Regulatorische Anforderungen, wachsendes Netzanschlussvolumen, fehlendes qualifiziertes Personal — die Anforderungen an Netzbetreiber wachsen schneller als viele Organisationen mithalten können, und der IT-Stack wird immer teurer. Die eigentliche Frage ist nicht, ob man skalieren muss. Sondern ob man es ohne immer neue Integrationsaufwände, Systembrüche und Sonderkapazitäten tun kann.
Die dreifache Last für Netzbetreiber
Kaum ein Netzbetreiber würde heute sagen, dass die Anforderungen an seinen Betrieb abnehmen. Das Gegenteil ist der Fall: drei Entwicklungen verstärken sich gegenseitig — und erzeugen eine Last, die sich mit mehr Personal und mehr Systemen alleine nicht bewältigen lässt.
1. Regulatorik: Immer neue Anforderungen, immer derselbe Aufwand
Die Liste der regulatorischen Anforderungen wird nicht kürzer. §14a EnWG verpflichtet Netzbetreiber seit Januar 2024, steuerbare Verbrauchseinrichtungen aktiv ins Netzmanagement einzubeziehen. §8 EEG regelt die Einspeisevergütung. §6 NAV definiert Anschlusspflichten. NIS-2 macht IT-Sicherheit zur Chefsache und führt persönliche Haftungspflichten für Geschäftsführer ein. Und das sind nur die Anforderungen, die heute gelten — künftige kommen hinzu.
In einer fragmentierten Systemlandschaft bedeutet jede neue Anforderung dasselbe: mehrere Systeme müssen einzeln geprüft, angepasst und getestet werden. Mehrere Teams sind involviert. Der Aufwand wiederholt sich — bei jeder Änderung, jedes Mal.
2. Wachsendes Antragsaufkommen: Mehr Volumen, gleiche Ressourcen
Der Hochlauf steuerbarer Verbrauchseinrichtungen, Einspeiser und Netzanschlussanfragen ist keine Prognose mehr — er ist Realität.

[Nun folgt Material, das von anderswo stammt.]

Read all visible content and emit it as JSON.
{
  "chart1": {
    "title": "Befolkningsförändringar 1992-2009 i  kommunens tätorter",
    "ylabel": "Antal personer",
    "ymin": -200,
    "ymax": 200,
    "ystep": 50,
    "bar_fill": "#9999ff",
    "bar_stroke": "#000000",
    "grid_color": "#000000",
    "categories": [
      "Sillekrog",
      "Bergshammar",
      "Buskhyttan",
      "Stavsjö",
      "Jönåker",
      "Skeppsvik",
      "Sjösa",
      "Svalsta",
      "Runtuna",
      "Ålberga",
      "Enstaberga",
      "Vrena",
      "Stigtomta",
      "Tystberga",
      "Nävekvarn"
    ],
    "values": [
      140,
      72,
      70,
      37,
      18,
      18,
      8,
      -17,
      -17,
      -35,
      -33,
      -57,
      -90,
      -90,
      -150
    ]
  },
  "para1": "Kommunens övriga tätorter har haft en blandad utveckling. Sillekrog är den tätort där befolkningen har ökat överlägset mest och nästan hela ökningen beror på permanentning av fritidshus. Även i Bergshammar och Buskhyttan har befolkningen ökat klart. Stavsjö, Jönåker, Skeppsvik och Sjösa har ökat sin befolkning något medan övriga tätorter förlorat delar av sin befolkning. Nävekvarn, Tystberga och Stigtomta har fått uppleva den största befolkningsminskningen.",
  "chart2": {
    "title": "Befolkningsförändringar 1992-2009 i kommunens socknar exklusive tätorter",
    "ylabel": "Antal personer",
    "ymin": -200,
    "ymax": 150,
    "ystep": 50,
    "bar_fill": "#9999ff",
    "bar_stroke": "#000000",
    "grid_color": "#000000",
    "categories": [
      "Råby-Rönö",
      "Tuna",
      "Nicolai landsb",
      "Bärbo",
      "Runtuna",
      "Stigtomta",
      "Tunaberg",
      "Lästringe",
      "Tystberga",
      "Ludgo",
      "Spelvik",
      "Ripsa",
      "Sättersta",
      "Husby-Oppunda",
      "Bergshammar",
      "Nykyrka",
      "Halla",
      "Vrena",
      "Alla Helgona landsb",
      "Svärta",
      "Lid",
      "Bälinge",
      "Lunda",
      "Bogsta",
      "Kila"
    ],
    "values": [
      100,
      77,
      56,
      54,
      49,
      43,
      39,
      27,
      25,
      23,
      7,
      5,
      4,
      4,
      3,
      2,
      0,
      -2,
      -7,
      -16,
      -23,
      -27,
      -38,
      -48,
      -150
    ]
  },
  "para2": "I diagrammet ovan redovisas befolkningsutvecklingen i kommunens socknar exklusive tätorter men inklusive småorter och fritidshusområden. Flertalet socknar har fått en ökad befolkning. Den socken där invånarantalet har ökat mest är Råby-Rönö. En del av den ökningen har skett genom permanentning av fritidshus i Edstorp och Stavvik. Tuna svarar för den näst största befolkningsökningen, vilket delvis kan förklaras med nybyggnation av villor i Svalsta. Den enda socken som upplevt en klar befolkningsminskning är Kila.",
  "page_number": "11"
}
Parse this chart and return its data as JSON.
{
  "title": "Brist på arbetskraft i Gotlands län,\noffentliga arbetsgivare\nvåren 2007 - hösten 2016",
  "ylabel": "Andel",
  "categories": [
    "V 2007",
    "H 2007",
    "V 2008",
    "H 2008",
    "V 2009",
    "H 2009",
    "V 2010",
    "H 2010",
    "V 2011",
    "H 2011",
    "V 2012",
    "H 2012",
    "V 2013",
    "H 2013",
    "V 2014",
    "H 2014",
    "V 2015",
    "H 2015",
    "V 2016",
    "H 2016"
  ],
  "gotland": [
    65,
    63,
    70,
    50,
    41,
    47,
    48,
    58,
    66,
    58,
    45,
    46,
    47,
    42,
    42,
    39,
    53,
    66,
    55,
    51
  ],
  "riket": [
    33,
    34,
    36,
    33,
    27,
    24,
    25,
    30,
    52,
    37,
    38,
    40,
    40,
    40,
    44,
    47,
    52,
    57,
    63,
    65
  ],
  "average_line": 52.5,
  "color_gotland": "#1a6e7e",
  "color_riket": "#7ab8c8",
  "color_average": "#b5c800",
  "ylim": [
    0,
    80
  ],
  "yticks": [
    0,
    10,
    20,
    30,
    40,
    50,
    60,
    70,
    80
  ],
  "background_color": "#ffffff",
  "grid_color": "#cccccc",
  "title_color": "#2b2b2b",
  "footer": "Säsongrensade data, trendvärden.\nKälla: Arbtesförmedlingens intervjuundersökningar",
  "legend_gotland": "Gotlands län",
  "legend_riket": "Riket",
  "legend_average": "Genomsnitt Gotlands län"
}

Wallboxen, Wärmepumpen und PV-Anlagen werden in immer größerer Zahl angemeldet. Kommen hier nun zusätzliche Aufgaben wie die Umsetzung von gesetzlichen Anforderungen und die Auswertung und Einführung von technischen Neuheiten hinzu, bleibt den Teams keine Zeit alle Aufgaben gleichzeitig zu erfüllen und dabei noch weiter zu optimieren.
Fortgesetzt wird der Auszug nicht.